Three Ideas to Customise Celery Logging Handlers

ยท

5 min read

Python logging handlers define what happens with your log messages. For instance, you might want to
write your log messages to the screen, to a file, and to a log management service such as Papertrail. In which
case you add three logging handlers to your application's root logger:

import logging

logger = logging.getLogger()
formatter = logging.Formatter('[%(asctime)s] [%(levelname)s] [%(name)s] %(message)s [%(lineno)d]')

# StreamHandler
sh = logging.StreamHandler()
sh.setFormatter(formatter)
logger.addHandler(sh)

# FileHandler
fh = logging.FileHandler('logs.log')
fh.setFormatter(formatter)
logger.addHandler(fh)

# SysLogHandler
slh = logging.handlers.SysLogHandler(address=('logsN.papertrailapp.com', '...'))
slh.setFormatter(formatter)
logger.addHandler(slh)

Adding custom logging handlers in Celery (configuring logging in Celery in general) can involve a
great deal of head-scratching. The Celery docs are a bit sparse. StackOverflow is full of contradictory answers.
And a variety of blogposts suggest rather complicated workarounds and monkeypatches.

In this post I'll show you three alternative strategies to configure your Celery loggers and explain how and why each strategy works.
The code snippets provided are fully working stand-alone scripts. The snippets require Python 3.6+ with Celery 4.2.0, a message broker is not necessary as I use the filesystem (check out this blog post for more details on how to use the filesystem as a messagebroker).

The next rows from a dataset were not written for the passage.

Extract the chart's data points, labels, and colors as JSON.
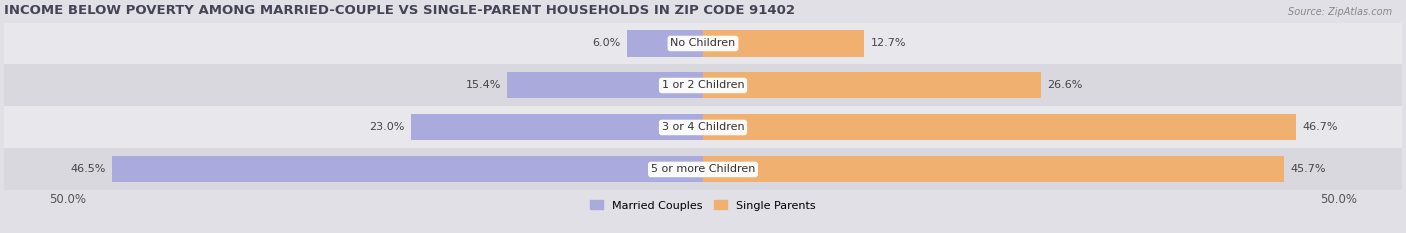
{
  "title": "INCOME BELOW POVERTY AMONG MARRIED-COUPLE VS SINGLE-PARENT HOUSEHOLDS IN ZIP CODE 91402",
  "source": "Source: ZipAtlas.com",
  "categories": [
    "No Children",
    "1 or 2 Children",
    "3 or 4 Children",
    "5 or more Children"
  ],
  "married_values": [
    6.0,
    15.4,
    23.0,
    46.5
  ],
  "single_values": [
    12.7,
    26.6,
    46.7,
    45.7
  ],
  "max_val": 50.0,
  "married_color": "#aaaadd",
  "single_color": "#f0b070",
  "bar_height": 0.62,
  "title_fontsize": 9.5,
  "label_fontsize": 8,
  "tick_fontsize": 8.5,
  "legend_labels": [
    "Married Couples",
    "Single Parents"
  ],
  "row_colors_even": "#e8e8ec",
  "row_colors_odd": "#d8d8de",
  "bg_color": "#e0e0e6"
}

Start the Celery worker with:

celery worker --app=app.app --concurrency=1 --loglevel=INFO

And kick off the task asynchronously:

python app.py

Celery logging 101: Not simple, but not messed up

Celery logging feels rather unpythonic and unncesarily complicated. However, the reason is not that Celery messed up (contrary
to common rants) but it is simply that it is not as trivial as you might think. The underlying Python logging system
needs to support all concurrency settings Celery supports: eventlets, greenlets, prefork (subprocessing), threads and so forth.
Unfortunately, out of the box, the underlying Python logging system does not support all these different configurations. Hence
the Celery-specific logging look and feel.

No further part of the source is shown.